Nootka? That's a new word thought of when the explorers tried to explore muwacath, Friendly Cove. We say they explored North America or Vancouver Island. But they didn't. They were led into a shelter, these ships.
West Coast Bndry
They got stuck. They were anchored out in the open Pacific and a bunch of Indian people took off with a whaling canoe, maybe a dozen men, and they directed these ships that couldn't get in,
'cause they didn't know, they were told to come around that point nutksia-nutksia-nutksia where the lighthouses stand today.

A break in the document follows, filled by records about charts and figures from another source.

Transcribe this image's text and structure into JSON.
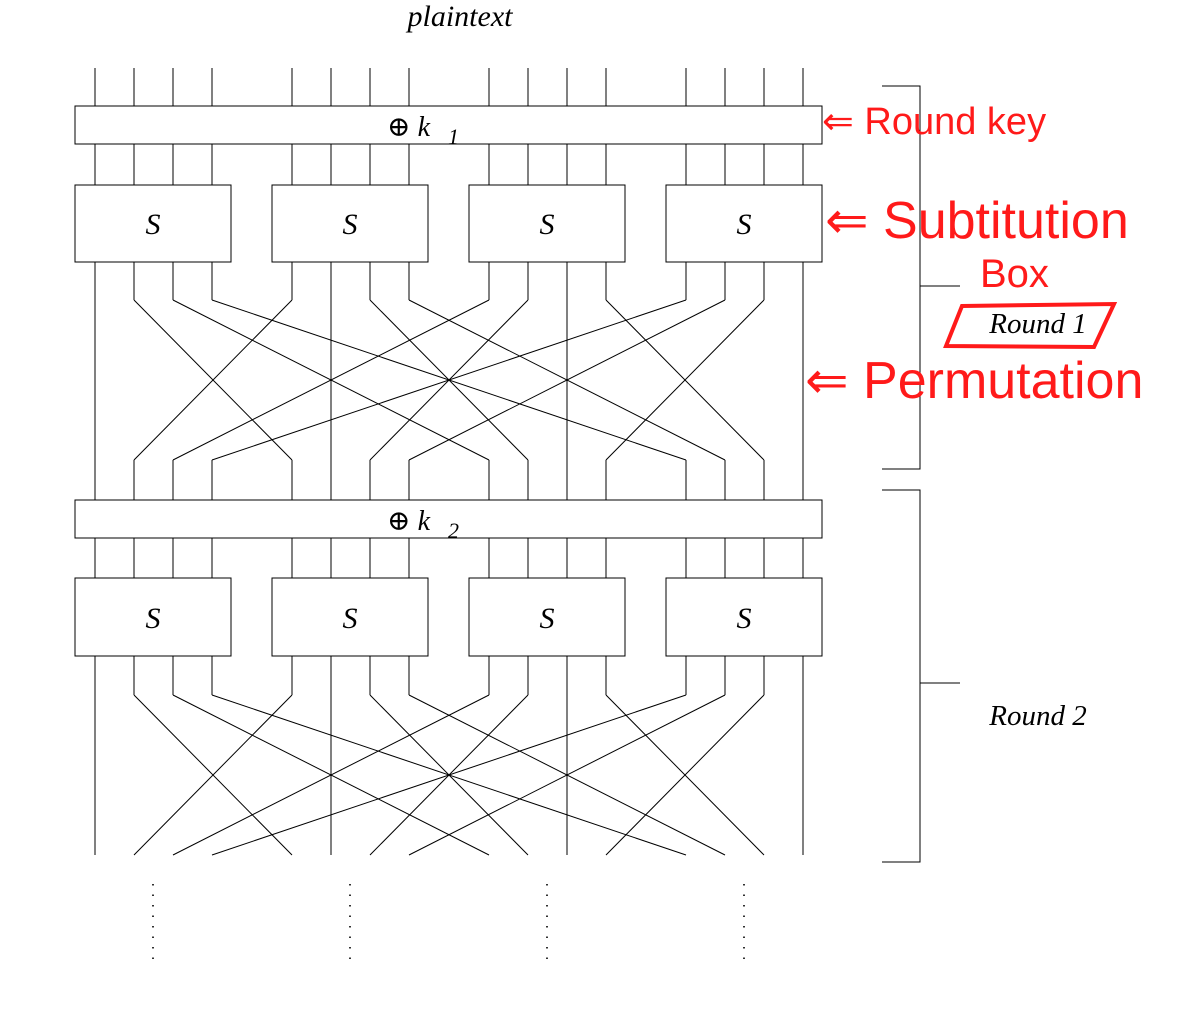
{
  "title": "plaintext",
  "round1": {
    "key_label": "⊕ k",
    "key_index": "1",
    "sbox_labels": [
      "S",
      "S",
      "S",
      "S"
    ],
    "label": "Round 1"
  },
  "round2": {
    "key_label": "⊕ k",
    "key_index": "2",
    "sbox_labels": [
      "S",
      "S",
      "S",
      "S"
    ],
    "label": "Round 2"
  },
  "annotations": {
    "round_key": "⇐ Round key",
    "substitution_line1": "⇐ Subtitution",
    "substitution_line2": "Box",
    "permutation": "⇐ Permutation",
    "color": "#ff1a1a"
  },
  "permutation": [
    0,
    4,
    8,
    12,
    1,
    5,
    9,
    13,
    2,
    6,
    10,
    14,
    3,
    7,
    11,
    15
  ]
}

And maybe the mamalni (white man) standing at the railing of the ship thought, "Ah, that must be Nootka, Nootka," although what they were told was to come around that point and get into the harbour. So that's when that word Nootka came in. And I don't agree with that word, because, you know, it's not right. And we're called Nootkans from Port Renfrew to Kyuquot.
As told by Peter Webster in "nu-tka- Captain Cook and The Spanish Explorers on the Coast", edited by Barbara S. Efrat and W. J. Langois,
Volume VII, No. I, 1978, p. 55.
For the last two centuries, the many tribes on the west coast of Vancouver Island have been collectively known as the Nootka. This name imposed upon the First Nations people though a misunderstanding of Captain James Cook has been perpetuated by historians but has always been resented by the people themselves. These people refer to themselves as the West Coast people.